In an exclusive interview with The FE recently, he said the government has recognised indenting services as an export sector in the Export Policy for 2015-18 but the revenue board is yet to acknowledge this.
"As a result the export sector is not getting the benefits, it deserves," Mr MS Siddiqui, also a legal economist said.
According to Mr Siddiqui, the commerce ministry wrote to the NBR in August this year to include indenting services in the list of export sectors.
"The NBR cannot go against any state policy but they are going in practice... They are arguing that we are not exporters as we are not sending anything beyond borders and are simply serving the local importers," he said.
The BIAA president lamented that there is a misperception about indenting services in Bangladesh.
"Many people think indentors are brokers, but they are really not. They are the agents of foreign companies here... Exporters enjoy a good status here but the indentors don't enjoy such status because of the wrong perception," he said.
According to him, indentors do not receive any commission or service charges from local importers; whatever they receive is commission directly from their principals or exporters in foreign currency.
Bangladesh Bank data suggest indentors' commission had been steadily increasing for the last several years.
According to the central bank, the sector received 39.96 million US dollars in commission in 2011-12 fiscal year. The figure rose to $40.54 million in FY 2012-13, $42.37 million in FY 2013-14 and $51.31 million in FY 2014-15. It was $40.97 million in the first 10 months of FY 2015-16.
The figures, however, are not included in the country's export proceeds that the Bangladesh Bank compiled.
To a question on whether the price of a product that an importer sources through indentors is higher than that imported directly from the principal, Mr Siddiqui answered in the negative.
"The prices of products sourced through us are even lower as we reduce the principals' marketing cost. Because of us, the principals don't need to open overseas offices and engage any salaried marketer. If they don't give us commission, it doesn't mean that the prices will be lower," he said.
"On the other hand, we can find out the best sources for the importers what is difficult on their own due to the lack of properly manned purchase departments... It means we are serving local industries but are being paid by foreign companies", he continued.

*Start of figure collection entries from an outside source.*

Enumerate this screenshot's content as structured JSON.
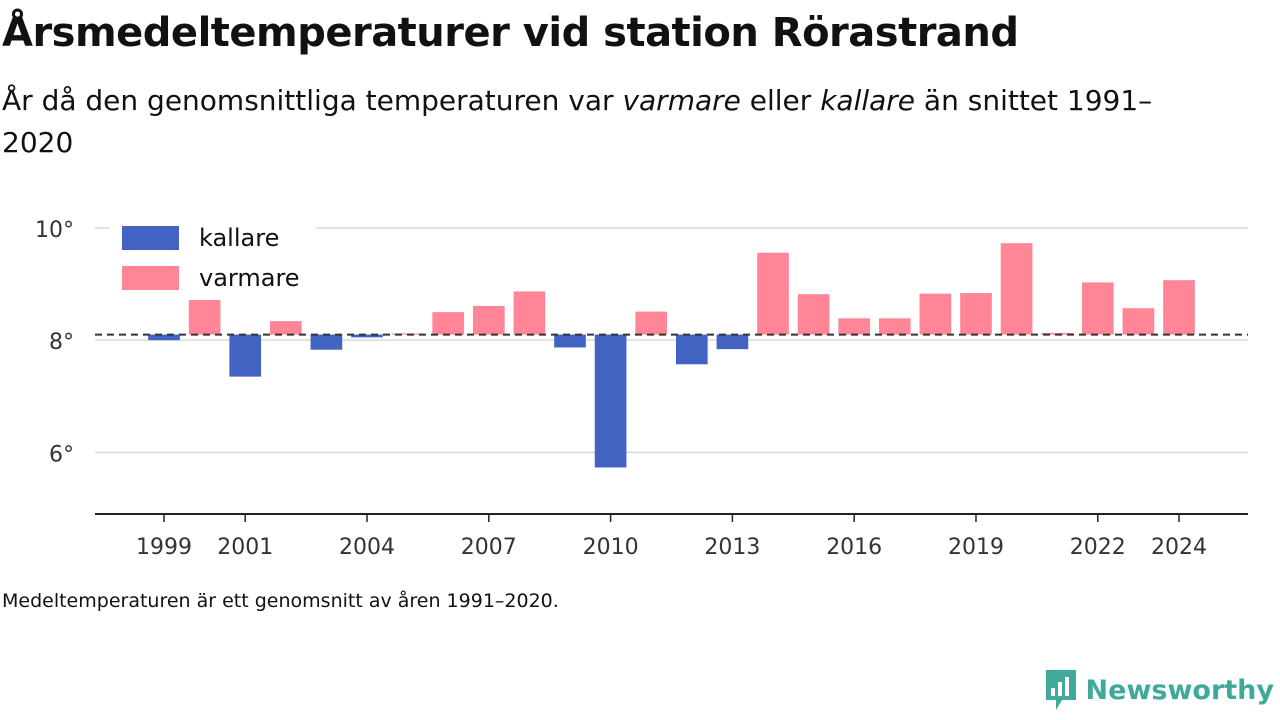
{
  "header": {
    "title": "Årsmedeltemperaturer vid station Rörastrand",
    "subtitle_parts": [
      "År då den genomsnittliga temperaturen var ",
      "varmare",
      " eller ",
      "kallare",
      " än snittet 1991–2020"
    ]
  },
  "footnote": "Medeltemperaturen är ett genomsnitt av åren 1991–2020.",
  "brand": {
    "name": "Newsworthy",
    "icon": "newsworthy-logo-icon",
    "color": "#40a99a"
  },
  "chart_data": {
    "type": "bar",
    "baseline": 8.1,
    "baseline_style": "dashed",
    "ylim": [
      4.9,
      10.5
    ],
    "yticks": [
      6,
      8,
      10
    ],
    "ytick_labels": [
      "6°",
      "8°",
      "10°"
    ],
    "xlim": [
      1997.3,
      2025.7
    ],
    "xticks": [
      1999,
      2001,
      2004,
      2007,
      2010,
      2013,
      2016,
      2019,
      2022,
      2024
    ],
    "xtick_labels": [
      "1999",
      "2001",
      "2004",
      "2007",
      "2010",
      "2013",
      "2016",
      "2019",
      "2022",
      "2024"
    ],
    "grid": true,
    "legend_position": "top-left",
    "legend": [
      {
        "key": "colder",
        "label": "kallare",
        "color": "#4263c2"
      },
      {
        "key": "warmer",
        "label": "varmare",
        "color": "#ff8597"
      }
    ],
    "x": [
      1999,
      2000,
      2001,
      2002,
      2003,
      2004,
      2005,
      2006,
      2007,
      2008,
      2009,
      2010,
      2011,
      2012,
      2013,
      2014,
      2015,
      2016,
      2017,
      2018,
      2019,
      2020,
      2021,
      2022,
      2023,
      2024
    ],
    "values": [
      8.0,
      8.83,
      7.35,
      8.34,
      7.83,
      8.05,
      8.12,
      8.5,
      8.61,
      8.87,
      7.87,
      5.73,
      8.51,
      7.57,
      7.84,
      9.56,
      8.82,
      8.39,
      8.39,
      8.83,
      8.84,
      9.73,
      8.13,
      9.03,
      8.57,
      9.07
    ]
  }
}
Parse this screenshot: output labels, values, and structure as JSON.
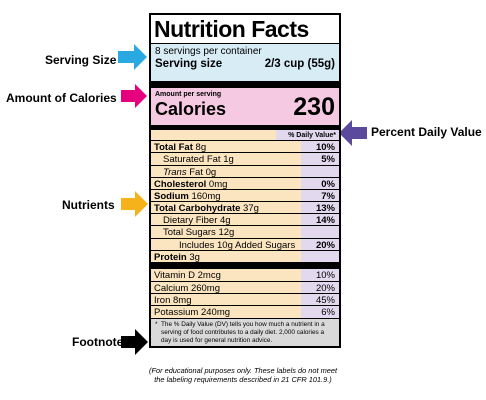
{
  "annotations": {
    "serving_size": "Serving Size",
    "calories": "Amount of Calories",
    "percent_dv": "Percent Daily Value",
    "nutrients": "Nutrients",
    "footnote": "Footnote"
  },
  "label": {
    "title": "Nutrition Facts",
    "servings_per_container": "8 servings per container",
    "serving_size_label": "Serving size",
    "serving_size_value": "2/3 cup (55g)",
    "amount_per_serving": "Amount per serving",
    "calories_label": "Calories",
    "calories_value": "230",
    "dv_header": "% Daily Value*",
    "nutrients": [
      {
        "name": "Total Fat",
        "amount": "8g",
        "dv": "10%"
      },
      {
        "name": "Saturated Fat",
        "amount": "1g",
        "dv": "5%"
      },
      {
        "name": "Trans",
        "amount": "Fat 0g",
        "dv": ""
      },
      {
        "name": "Cholesterol",
        "amount": "0mg",
        "dv": "0%"
      },
      {
        "name": "Sodium",
        "amount": "160mg",
        "dv": "7%"
      },
      {
        "name": "Total Carbohydrate",
        "amount": "37g",
        "dv": "13%"
      },
      {
        "name": "Dietary Fiber",
        "amount": "4g",
        "dv": "14%"
      },
      {
        "name": "Total Sugars",
        "amount": "12g",
        "dv": ""
      },
      {
        "name": "Includes 10g Added Sugars",
        "amount": "",
        "dv": "20%"
      },
      {
        "name": "Protein",
        "amount": "3g",
        "dv": ""
      }
    ],
    "vitamins": [
      {
        "name": "Vitamin D 2mcg",
        "dv": "10%"
      },
      {
        "name": "Calcium 260mg",
        "dv": "20%"
      },
      {
        "name": "Iron 8mg",
        "dv": "45%"
      },
      {
        "name": "Potassium 240mg",
        "dv": "6%"
      }
    ],
    "footnote_star": "*",
    "footnote": "The % Daily Value (DV) tells you how much a nutrient in a serving of food contributes to a daily diet. 2,000 calories a day is used for general nutrition advice."
  },
  "disclaimer_line1": "(For educational purposes only. These labels do not meet",
  "disclaimer_line2": "the labeling requirements described in 21 CFR 101.9.)",
  "colors": {
    "serving": "#d8ecf6",
    "calories": "#f4c9e1",
    "nutrients": "#fbe5c1",
    "dv_column": "#e2d9ef",
    "footnote": "#d9d9d9",
    "arrow_blue": "#29a9e0",
    "arrow_magenta": "#e6007e",
    "arrow_purple": "#5b4a9b",
    "arrow_orange": "#f5b21b",
    "arrow_black": "#000000"
  }
}
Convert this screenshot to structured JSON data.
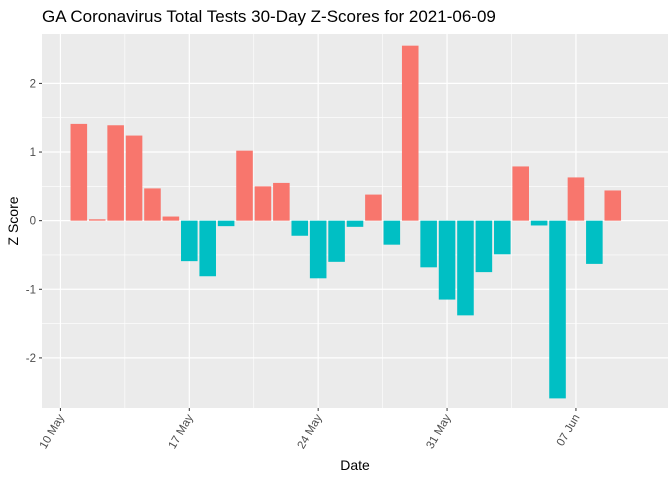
{
  "chart_data": {
    "type": "bar",
    "title": "GA Coronavirus Total Tests 30-Day Z-Scores for 2021-06-09",
    "xlabel": "Date",
    "ylabel": "Z Score",
    "x_ticks": [
      {
        "date": "2021-05-10",
        "label": "10 May"
      },
      {
        "date": "2021-05-17",
        "label": "17 May"
      },
      {
        "date": "2021-05-24",
        "label": "24 May"
      },
      {
        "date": "2021-05-31",
        "label": "31 May"
      },
      {
        "date": "2021-06-07",
        "label": "07 Jun"
      }
    ],
    "y_ticks": [
      -2,
      -1,
      0,
      1,
      2
    ],
    "y_tick_labels": [
      "-2",
      "-1",
      "0",
      "1",
      "2"
    ],
    "ylim": [
      -2.73,
      2.72
    ],
    "xlim": [
      "2021-05-09",
      "2021-06-12"
    ],
    "grid": true,
    "colors": {
      "positive": "#F8766D",
      "negative": "#00BFC4",
      "panel": "#EBEBEB",
      "grid": "#FFFFFF"
    },
    "x": [
      "2021-05-11",
      "2021-05-12",
      "2021-05-13",
      "2021-05-14",
      "2021-05-15",
      "2021-05-16",
      "2021-05-17",
      "2021-05-18",
      "2021-05-19",
      "2021-05-20",
      "2021-05-21",
      "2021-05-22",
      "2021-05-23",
      "2021-05-24",
      "2021-05-25",
      "2021-05-26",
      "2021-05-27",
      "2021-05-28",
      "2021-05-29",
      "2021-05-30",
      "2021-05-31",
      "2021-06-01",
      "2021-06-02",
      "2021-06-03",
      "2021-06-04",
      "2021-06-05",
      "2021-06-06",
      "2021-06-07",
      "2021-06-08",
      "2021-06-09"
    ],
    "values": [
      1.41,
      0.02,
      1.39,
      1.24,
      0.47,
      0.06,
      -0.59,
      -0.81,
      -0.08,
      1.02,
      0.5,
      0.55,
      -0.22,
      -0.84,
      -0.6,
      -0.09,
      0.38,
      -0.35,
      2.55,
      -0.68,
      -1.15,
      -1.38,
      -0.75,
      -0.49,
      0.79,
      -0.07,
      -2.59,
      0.63,
      -0.63,
      0.44
    ]
  }
}
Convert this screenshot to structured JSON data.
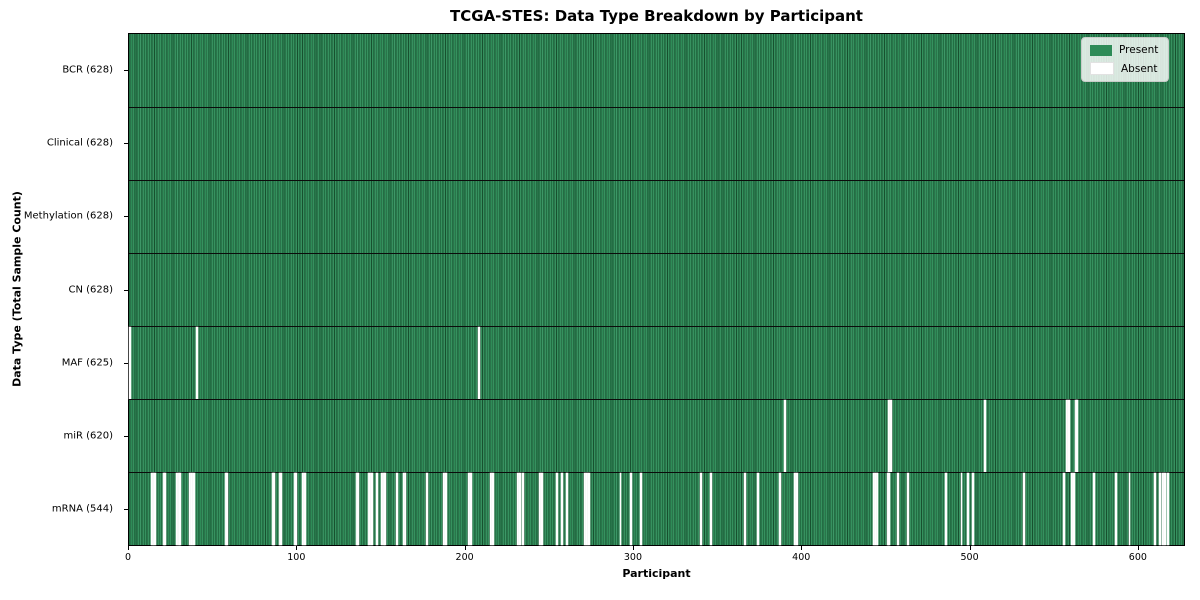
{
  "colors": {
    "present": "#2e8b57",
    "absent": "#ffffff",
    "bar_edge": "#17512f",
    "row_separator": "#0b0b0b",
    "legend_border": "#c9ccc9"
  },
  "chart_data": {
    "type": "heatmap",
    "title": "TCGA-STES: Data Type Breakdown by Participant",
    "xlabel": "Participant",
    "ylabel": "Data Type (Total Sample Count)",
    "x_range": [
      0,
      628
    ],
    "x_ticks": [
      0,
      100,
      200,
      300,
      400,
      500,
      600
    ],
    "legend": {
      "present": "Present",
      "absent": "Absent",
      "position": "upper right"
    },
    "grid": false,
    "rows": [
      {
        "label": "BCR (628)",
        "total_samples": 628,
        "present_count": 628,
        "absent_indices": []
      },
      {
        "label": "Clinical (628)",
        "total_samples": 628,
        "present_count": 628,
        "absent_indices": []
      },
      {
        "label": "Methylation (628)",
        "total_samples": 628,
        "present_count": 628,
        "absent_indices": []
      },
      {
        "label": "CN (628)",
        "total_samples": 628,
        "present_count": 628,
        "absent_indices": []
      },
      {
        "label": "MAF (625)",
        "total_samples": 628,
        "present_count": 625,
        "absent_indices": [
          0,
          40,
          208
        ]
      },
      {
        "label": "miR (620)",
        "total_samples": 628,
        "present_count": 620,
        "absent_indices": [
          390,
          452,
          453,
          509,
          558,
          559,
          563,
          564
        ]
      },
      {
        "label": "mRNA (544)",
        "total_samples": 628,
        "present_count": 544,
        "absent_indices": [
          13,
          14,
          15,
          20,
          21,
          28,
          29,
          30,
          36,
          37,
          38,
          57,
          58,
          85,
          86,
          89,
          90,
          98,
          99,
          103,
          104,
          135,
          136,
          142,
          143,
          144,
          147,
          150,
          151,
          152,
          159,
          163,
          164,
          177,
          187,
          188,
          202,
          203,
          215,
          216,
          231,
          232,
          234,
          244,
          245,
          254,
          257,
          260,
          271,
          272,
          273,
          292,
          298,
          304,
          340,
          346,
          366,
          374,
          387,
          396,
          397,
          443,
          444,
          445,
          451,
          452,
          457,
          463,
          486,
          495,
          499,
          502,
          532,
          556,
          561,
          562,
          574,
          587,
          595,
          610,
          613,
          615,
          616,
          618
        ]
      }
    ]
  }
}
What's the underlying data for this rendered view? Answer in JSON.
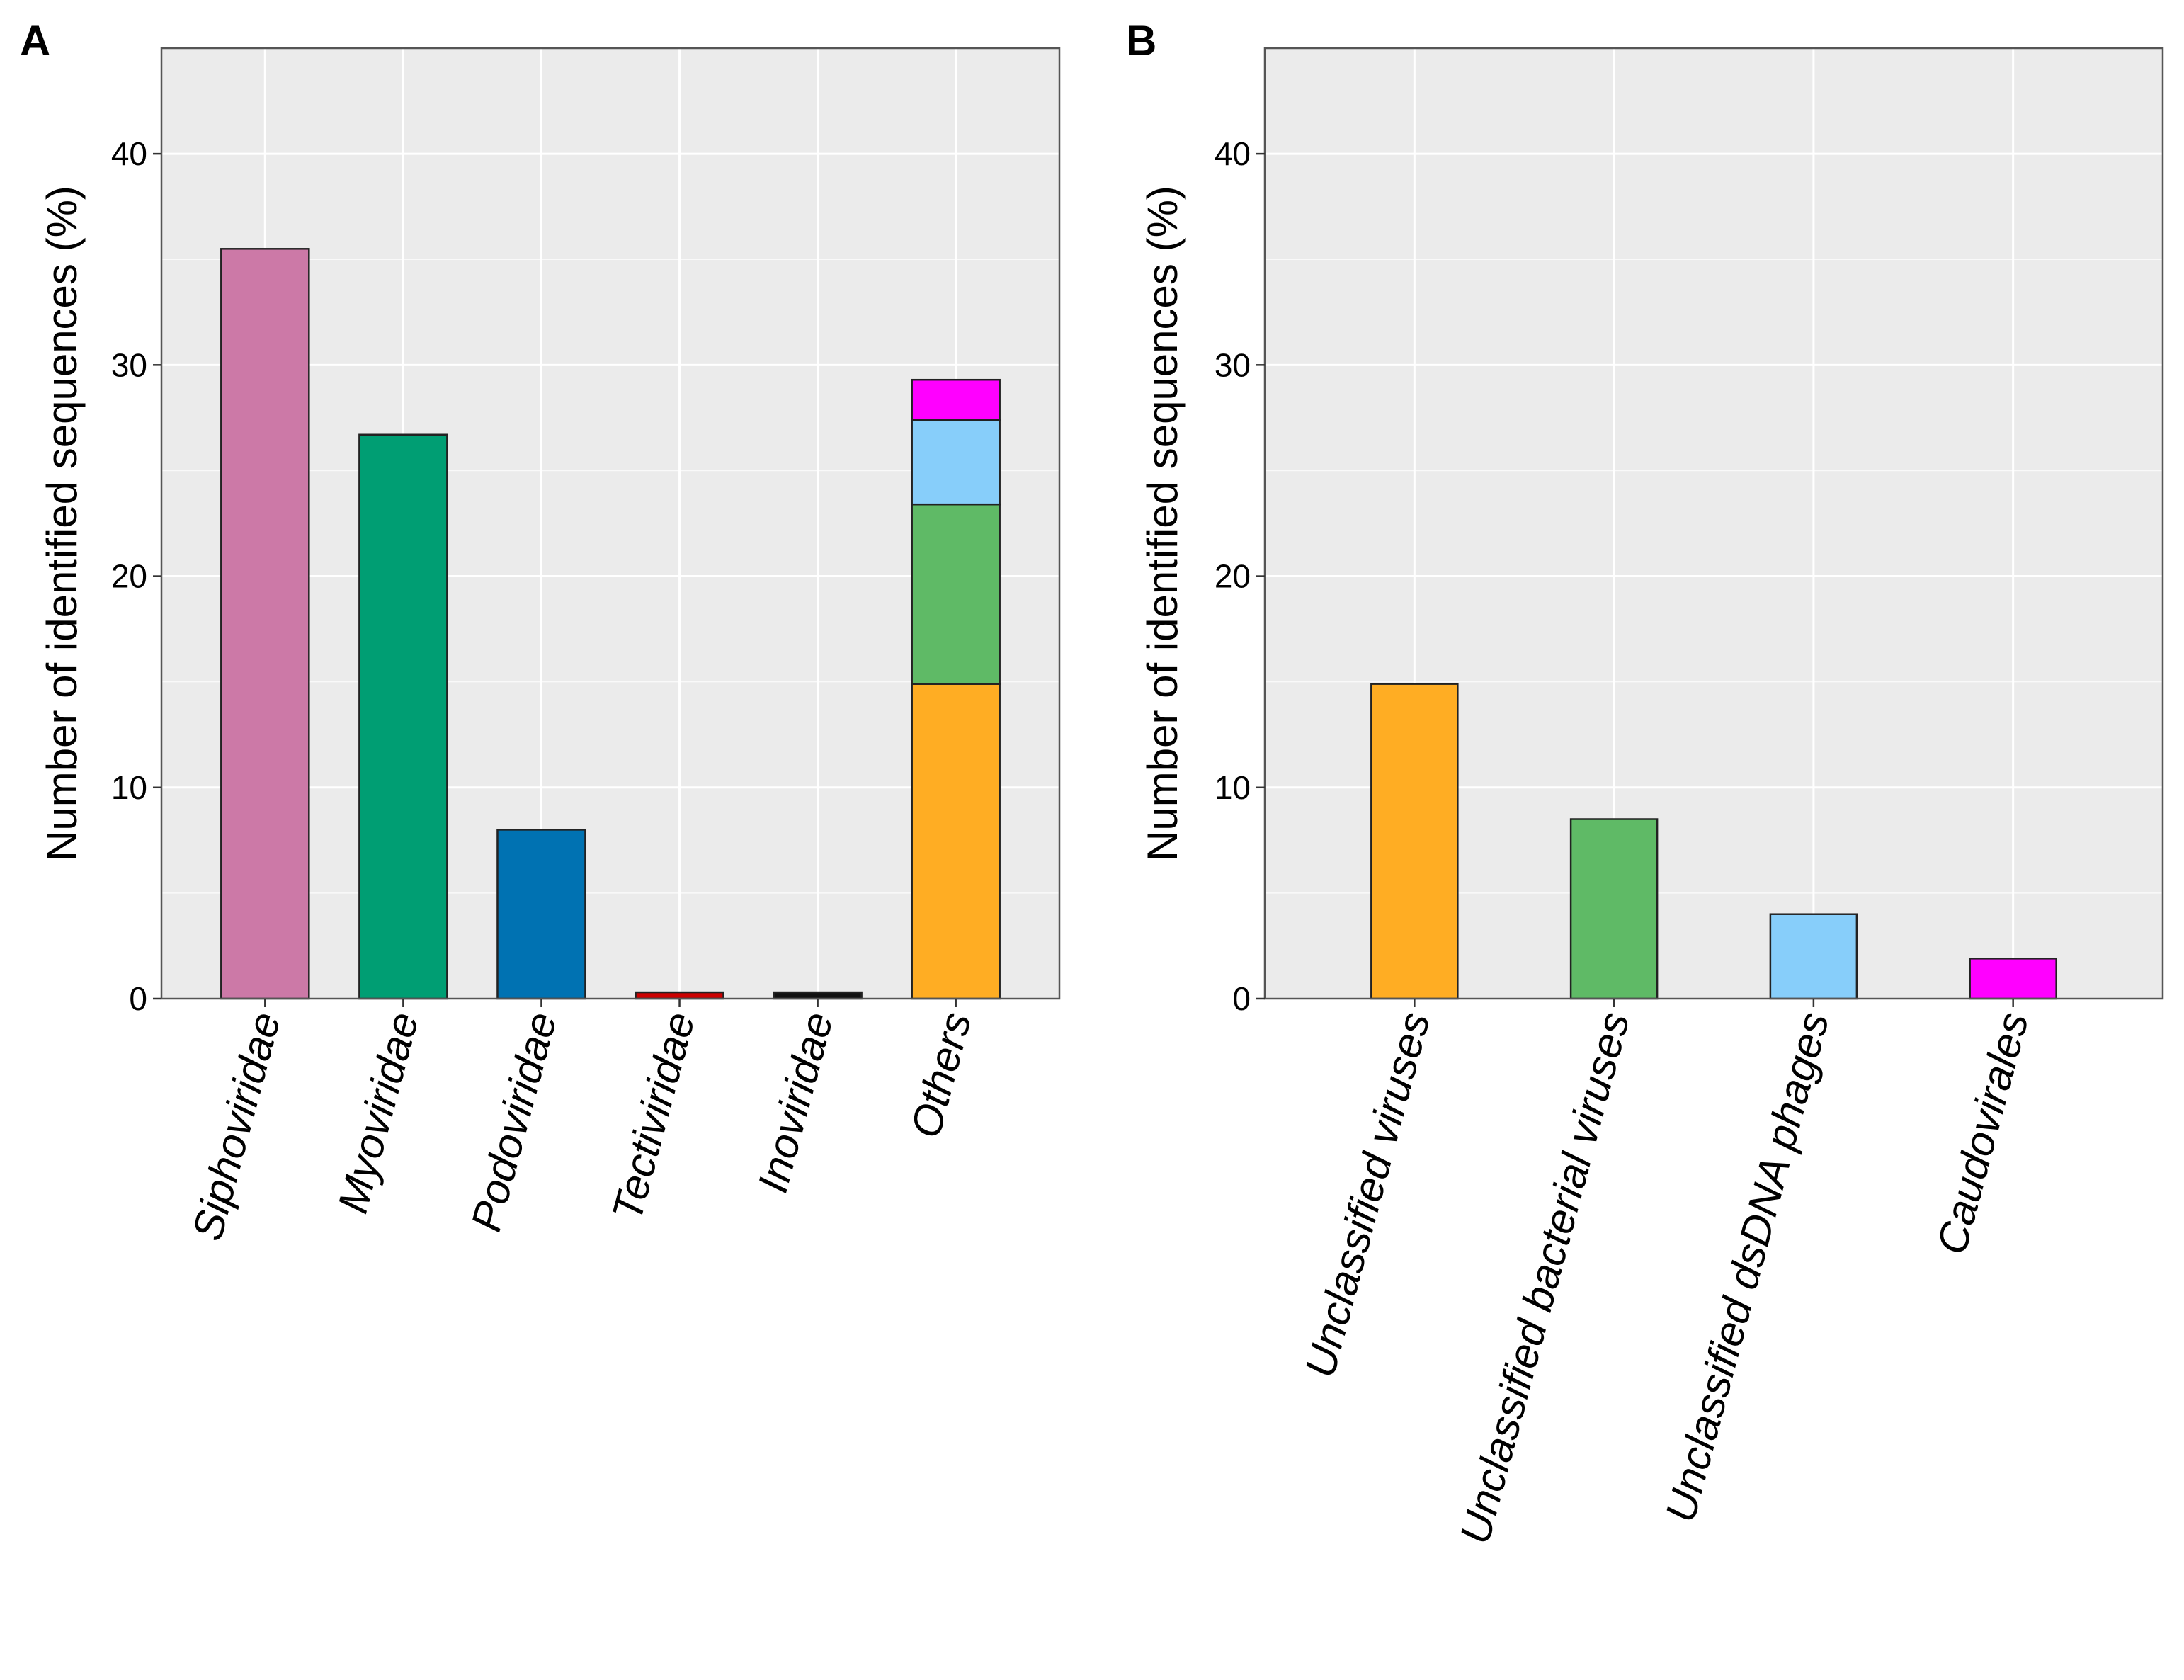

The BIAA chief complained that the NBR has imposed 8.0 per cent advance income tax (AIT) and 15 per cent value added tax (VAT) on earnings of indentors though the VAT Act does not endorse imposition of such charges on any export proceeds.
He fears 'a drastic fall' in the export proceeds fetched by indentors because of the imposition of the AIT and VAT.
Mr Siddiqui sought supports from the government for indenting agents so that they can grow and go for the establishment of industries with the knowledge they acquire as indentors.
He claimed that many of the leading corporate entities in Bangladesh had started their business as indentors and then thrived to many other areas. "Entrepreneurship started from here."
The BIAA president called indentors 'ambassadors of the country' and said they facilitate foreign investments by introducing the country's business and industrial sectors to large global players.
"If anybody publishes advertisements in international media stating that Bangladesh is a very good market (for investment), nobody will come. But if we tell our overseas partners that you know our market well so please come here for investments. That will be much more effective," he said.